Zawsze na trenera spada odpowiedzialność. Ci, którzy działają, mają łatwiej, żeby pewne rzeczy zretuszować. Jeśli ktoś mądrze na to wszystko spojrzy, to wyciągnie odpowiednie wnioski. Ja poczekam. Życzyłbym sobie, żeby kolejny klub był rozwojowy i żeby były ambitne cele.
– A gdyby to był rozwojowy klub, z wizją, która by Panu odpowiadała, ale w I lidze – zgodziłby się Pan?
– Jakby był ciekawy projekt i możliwości – może. Ja już w piłce przeżyłem trochę. Przychodziłem, kiedy nogi się trzęsły i miała być walka o utrzymanie, a po trzech miesiącach zmienił się cel na awans. Takie sytuacje były w niższych ligach, ale w ekstraklasie podobnie. Jeśli będzie to ciekawa propozycja, to czemu nie? Z każdym trzeba rozmawiać i czasami można zrobić krok w tył, żeby wystrzelić.
– Puchar Polski, który udało wam się zdobyć, dzielił Pan z Grzegorzem Nicińskim. Później całą tę samą drogę sam Pan przebył, tylko tym razem bez sukcesu. Dało to Panu takie poczucie spełnienia, że też się panu udało i nie trzeba było dzielić tego sukcesu na pół?
– Sukcesu nie było, może mały, że znaleźliśmy się drugi raz w finale, ale przegraliśmy. Nie podchodzę do tego tak, żeby komuś cokolwiek udowadniać.
– A ma Pan jeszcze marzenia zawodowe, czy to już są tylko cele, albo może pragmatyzm wszystko to w Panu zabił?

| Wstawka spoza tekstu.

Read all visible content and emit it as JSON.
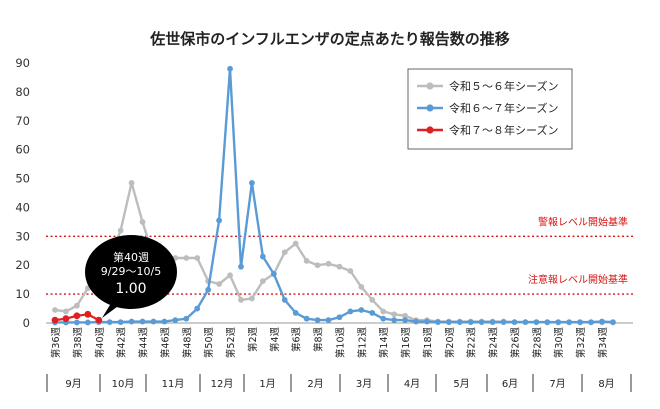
{
  "chart_data": {
    "type": "line",
    "title": "佐世保市のインフルエンザの定点あたり報告数の推移",
    "ylim": [
      0,
      90
    ],
    "yticks": [
      0,
      10,
      20,
      30,
      40,
      50,
      60,
      70,
      80,
      90
    ],
    "x_labels": [
      "第36週",
      "第38週",
      "第40週",
      "第42週",
      "第44週",
      "第46週",
      "第48週",
      "第50週",
      "第52週",
      "第2週",
      "第4週",
      "第6週",
      "第8週",
      "第10週",
      "第12週",
      "第14週",
      "第16週",
      "第18週",
      "第20週",
      "第22週",
      "第24週",
      "第26週",
      "第28週",
      "第30週",
      "第32週",
      "第34週"
    ],
    "months": [
      "9月",
      "10月",
      "11月",
      "12月",
      "1月",
      "2月",
      "3月",
      "4月",
      "5月",
      "6月",
      "7月",
      "8月"
    ],
    "series": [
      {
        "name": "令和５～６年シーズン",
        "color": "#bdbdbd",
        "values": [
          4.5,
          4.0,
          6.0,
          12.0,
          13.0,
          22.0,
          32.0,
          48.5,
          35.0,
          23.0,
          21.0,
          22.5,
          22.5,
          22.5,
          14.5,
          13.5,
          16.5,
          8.0,
          8.5,
          14.5,
          17.0,
          24.5,
          27.5,
          21.5,
          20.0,
          20.5,
          19.5,
          18.0,
          12.5,
          8.0,
          4.0,
          3.0,
          2.5,
          1.0,
          1.0,
          0.5,
          0.5,
          0.5,
          0.5,
          0.5,
          0.5,
          0.5,
          0.3,
          0.3,
          0.3,
          0.2,
          0.2,
          0.2,
          0.2,
          0.2,
          0.2,
          0.2
        ]
      },
      {
        "name": "令和６～７年シーズン",
        "color": "#5b9bd5",
        "values": [
          0.2,
          0.2,
          0.2,
          0.2,
          0.3,
          0.3,
          0.3,
          0.5,
          0.5,
          0.5,
          0.5,
          1.0,
          1.5,
          5.0,
          11.5,
          35.5,
          88.0,
          19.5,
          48.5,
          23.0,
          17.0,
          8.0,
          3.5,
          1.5,
          1.0,
          1.0,
          2.0,
          4.0,
          4.5,
          3.5,
          1.5,
          1.0,
          1.0,
          0.5,
          0.5,
          0.3,
          0.3,
          0.3,
          0.3,
          0.3,
          0.3,
          0.3,
          0.3,
          0.3,
          0.3,
          0.3,
          0.3,
          0.3,
          0.3,
          0.3,
          0.5,
          0.3
        ]
      },
      {
        "name": "令和７～８年シーズン",
        "color": "#e02020",
        "values": [
          1.0,
          1.5,
          2.5,
          3.0,
          1.0
        ]
      }
    ],
    "reference_lines": [
      {
        "label": "警報レベル開始基準",
        "value": 30
      },
      {
        "label": "注意報レベル開始基準",
        "value": 10
      }
    ],
    "annotation": {
      "line1": "第40週",
      "line2": "9/29～10/5",
      "value": "1.00"
    }
  }
}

– Nie, marzenia jak najbardziej mam. Tylko wiem, jak to wszystko u nas wygląda. Łatwiej je realizować, kiedy trafi się na lepszy grunt. Marzeniem jest przede wszystkim grać o mistrzostwo Polski, grać w Lidze Mistrzów. Ostatnio na arenie europejskiej niektóre kluby, trzeba tak powiedzieć, się ośmieszyły – taka jest prawda. Chciałbym przerwać taki stan rzeczy, ale wiem, że to się samo nie zrobi. Albo masz piłkarzy na bardzo wysokim poziomie, albo sam ich do niego doprowadzisz. Żeby to zrobić potrzeba czasu.
– A reprezentacja jest Pana marzeniem?
– Na pewno. Będąc trenerem ligowym, zdobywając mistrzostwa i grając na arenie międzynarodowej, jest duża szansa na zaistnienie w reprezentacji. Jurek nie ma sukcesów w lidze, ale ja nie byłem takim wybitnym piłkarzem, jak on. Takim zawodnikom jest o wiele łatwiej osiągnąć tak wysoki pułap na ławce trenerskiej, bo widzieli dużo. A Ty, jak nie byłeś wybitnym piłkarzem, to masz gorzej. Musisz bronić się wynikami i codzienną pracą.